Key diagnostic elements include:
- Clinical manifestations: fever, cytopenia, rash, arthritis, proteinuria
- Immunologic measures: SLE-specific autoantibodies (anti-dsDNA, anti-Sm)
- Low complement levels (C3, C4)
Anti-dsDNA antibodies are particularly important for diagnosis and monitoring disease activity, though they require proper standardization as they can be found in other disorders 1.
Treatment Approach
Overarching Principles
- Treatment must be individualized based on disease manifestations and severity
- The therapeutic goal is to achieve remission or low disease activity as quickly as possible
- Treatment should include preventive measures (photo-protection, osteoporosis, cardiovascular, infection prevention)
- All patients with lupus should receive antimalarials unless contraindicated
- Glucocorticoids should be used at the lowest possible dose for the shortest period 1
Pharmacologic Management
First-Line Therapy
- Hydroxychloroquine (HCQ): Cornerstone of SLE treatment that should be prescribed to all patients unless contraindicated
Additional Therapies Based on Disease Severity
- Mild disease: NSAIDs, low-dose glucocorticoids
- Moderate to severe disease: Immunosuppressive agents
- Azathioprine
- Mycophenolate mofetil
- Cyclophosphamide (for severe manifestations)
- Newer FDA-approved medications:
Specific Organ System Management
Lupus Nephritis:
- Class III/IV: Methylprednisolone pulses followed by oral prednisone with mycophenolate mofetil or cyclophosphamide
- Class V: Prednisone with mycophenolate mofetil
- High-risk: High-dose intravenous cyclophosphamide 4
Neuropsychiatric Lupus:
- Inflammatory manifestations: High-dose glucocorticoids plus cyclophosphamide for severe cases
- Thrombotic/ischemic manifestations: Anticoagulation when antiphospholipid antibodies are present 4
Antiphospholipid Syndrome:
- Venous thrombosis: Warfarin with INR target 2.0-3.0
- Arterial or recurrent thrombosis: Higher intensity anticoagulation (INR 3.0-4.0) 1, 4
Monitoring and Follow-up
Regular assessment should include:
- Disease activity using validated indices (SLEDAI, BILAG)
- Annual damage assessment using SLICC/ACR Damage Index
- Laboratory monitoring (more frequent during active disease)
- Screening for comorbidities
- Drug toxicity monitoring 4
Pregnancy Considerations
- Pregnancy may increase lupus disease activity and cause mild-to-moderate flares
- Lupus nephritis and antiphospholipid antibodies are risk factors for hypertensive complications and pre-eclampsia
- Medications to avoid during pregnancy: mycophenolate mofetil, cyclophosphamide, methotrexate
- Safe medications: hydroxychloroquine, azathioprine, low-dose aspirin 1, 4
Preventive Measures
- Sun protection
- Vaccination (inactivated vaccines recommended; live vaccines avoided during immunosuppression)
- Cardiovascular risk factor control
- Osteoporosis prevention
- Lifestyle modifications: regular exercise, smoking cessation, weight control, stress management 4
Prognosis
Despite advances in treatment, SLE patients have an almost 5-fold increased risk of death compared to the general population.
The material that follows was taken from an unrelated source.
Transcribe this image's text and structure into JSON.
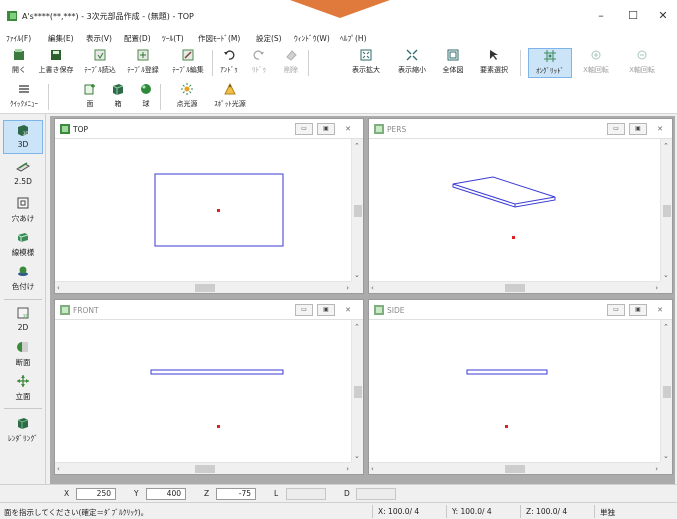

Common causes of morbidity and mortality include infections, cardiovascular disease, and end-organ damage 1, 3.
With proper treatment, the primary goal is to achieve disease remission or quiescence, defined by minimal symptoms, low levels of autoimmune inflammatory markers, and minimal systemic glucocorticoid requirement while on maintenance doses of immunomodulatory or immunosuppressive medications 3.